There is nothing new in World War Z. The huge visions of disaster evoke any of Roland Emmerich’s blockbusters from the past 10 years, while the third act looks like it could have been lifted straight from the cutting room floor of 28 Days Later (including a laughably similar soundtrack for this segment). And although it asks a similar question to that of I Am legend, it manages to surpass all of these films. Why? It is free from the constraints of simply being a genre vehicle, whether that may be horror or disaster. Instead, this is an apocalypse with soul, a disaster with more than just CGI to offer. It delivers precisely where most zombie and apocalyptic movies attempt, and fail, to do – in its realism. Often small-scale is mistaken for realism, because it is gritty, at street level, and therefore the huge budget and visual effects team at Forster’s disposal, would tend to be overlooked as glossy and ungrounded. But it is quite the opposite- Forster’s vision is probably far closer to a real zombie apocalypse than any other film has reached before simply because of the scale and the breadth of what we see (we are privy to action and drama in the USA, Israel, South Korea and the UK).

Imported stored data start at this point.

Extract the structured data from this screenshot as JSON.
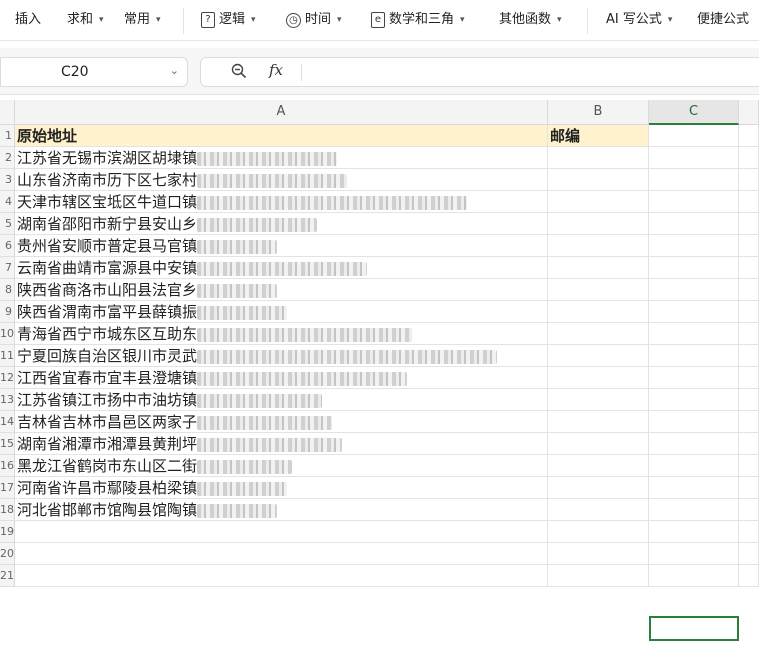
{
  "toolbar": {
    "insert": "插入",
    "sum": "求和",
    "common": "常用",
    "logic": "逻辑",
    "time": "时间",
    "math": "数学和三角",
    "other": "其他函数",
    "ai": "AI 写公式",
    "shortcut": "便捷公式"
  },
  "formula_bar": {
    "name_box": "C20",
    "fx_icon": "fx",
    "value": ""
  },
  "columns": [
    "A",
    "B",
    "C"
  ],
  "header_row": {
    "row": "1",
    "a": "原始地址",
    "b": "邮编"
  },
  "rows": [
    {
      "row": "2",
      "text": "江苏省无锡市滨湖区胡埭镇"
    },
    {
      "row": "3",
      "text": "山东省济南市历下区七家村"
    },
    {
      "row": "4",
      "text": "天津市辖区宝坻区牛道口镇"
    },
    {
      "row": "5",
      "text": "湖南省邵阳市新宁县安山乡"
    },
    {
      "row": "6",
      "text": "贵州省安顺市普定县马官镇"
    },
    {
      "row": "7",
      "text": "云南省曲靖市富源县中安镇"
    },
    {
      "row": "8",
      "text": "陕西省商洛市山阳县法官乡"
    },
    {
      "row": "9",
      "text": "陕西省渭南市富平县薛镇振"
    },
    {
      "row": "10",
      "text": "青海省西宁市城东区互助东"
    },
    {
      "row": "11",
      "text": "宁夏回族自治区银川市灵武"
    },
    {
      "row": "12",
      "text": "江西省宜春市宜丰县澄塘镇"
    },
    {
      "row": "13",
      "text": "江苏省镇江市扬中市油坊镇"
    },
    {
      "row": "14",
      "text": "吉林省吉林市昌邑区两家子"
    },
    {
      "row": "15",
      "text": "湖南省湘潭市湘潭县黄荆坪"
    },
    {
      "row": "16",
      "text": "黑龙江省鹤岗市东山区二街"
    },
    {
      "row": "17",
      "text": "河南省许昌市鄢陵县柏梁镇"
    },
    {
      "row": "18",
      "text": "河北省邯郸市馆陶县馆陶镇"
    },
    {
      "row": "19",
      "text": ""
    },
    {
      "row": "20",
      "text": ""
    },
    {
      "row": "21",
      "text": ""
    }
  ],
  "colors": {
    "accent": "#2f7d3a",
    "header_fill": "#fff2cc"
  }
}
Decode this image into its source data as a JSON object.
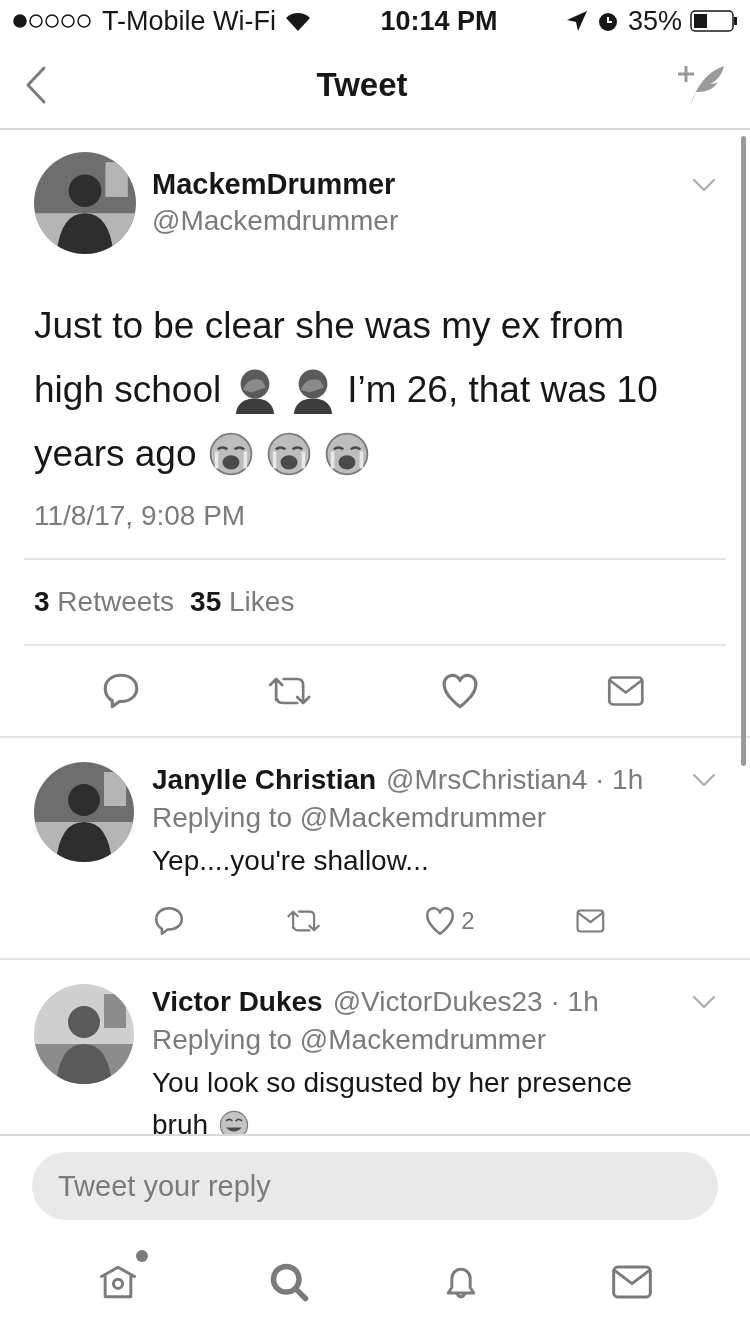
{
  "status_bar": {
    "carrier": "T-Mobile Wi-Fi",
    "time": "10:14 PM",
    "battery": "35%"
  },
  "nav": {
    "title": "Tweet"
  },
  "tweet": {
    "name": "MackemDrummer",
    "handle": "@Mackemdrummer",
    "body": [
      [
        {
          "kind": "text",
          "text": "Just to be clear she was my ex from"
        }
      ],
      [
        {
          "kind": "text",
          "text": "high school"
        },
        {
          "kind": "facepalm"
        },
        {
          "kind": "facepalm"
        },
        {
          "kind": "text",
          "text": "I’m 26, that was 10"
        }
      ],
      [
        {
          "kind": "text",
          "text": "years ago"
        },
        {
          "kind": "crying"
        },
        {
          "kind": "crying"
        },
        {
          "kind": "crying"
        }
      ]
    ],
    "timestamp": "11/8/17, 9:08 PM",
    "stats": [
      {
        "count": "3",
        "label": "Retweets"
      },
      {
        "count": "35",
        "label": "Likes"
      }
    ]
  },
  "replies": [
    {
      "name": "Janylle Christian",
      "meta": "@MrsChristian4 · 1h",
      "replying_to": "Replying to @Mackemdrummer",
      "body": [
        [
          {
            "kind": "text",
            "text": "Yep....you're shallow..."
          }
        ]
      ],
      "likes": "2",
      "actions": true
    },
    {
      "name": "Victor Dukes",
      "meta": "@VictorDukes23 · 1h",
      "replying_to": "Replying to @Mackemdrummer",
      "body": [
        [
          {
            "kind": "text",
            "text": "You look so disgusted by her presence"
          }
        ],
        [
          {
            "kind": "text",
            "text": "bruh"
          },
          {
            "kind": "joy"
          }
        ]
      ],
      "actions": false
    }
  ],
  "reply_box": {
    "placeholder": "Tweet your reply"
  },
  "tab_bar": [
    {
      "kind": "home",
      "badge": true
    },
    {
      "kind": "search",
      "badge": false
    },
    {
      "kind": "notifications",
      "badge": false
    },
    {
      "kind": "messages",
      "badge": false
    }
  ]
}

Another reason the film works so well, is that it is given a 15 rating and while in most areas it acts like a film with a 12 certificate, the higher rating comes from the fact that the film opts for consequential violence. A lot of disaster films are enjoyed because destruction happens without consequence- the delight is in seeing a building crumble and not being faced with what this means for the residents or tourists. But this in turn leads to characters and plot we do not care about, disaster that does not matter. So when World War Z adds consequences, the outbreak and destruction means something for the characters and therefore for the audience.

It is disappointing, then, to see the ending of the film not deliver in the same way the rest of it has. I favoured the way it suggests the acts of the film have been more of a delay than a cure, but too many times are narratives wrapped up with media headlines instead of drama. Relying heavily on an emotional score and news report montages, the film displays a potential lack of conviction in the last five minutes.

World War Z takes multiple genres and almost delivers on all fronts. It may not be the Summer blockbuster you were expecting, but with the disappointments of The Great Gatsby and Man Of Steel, my advice would be to enjoy this one while you can.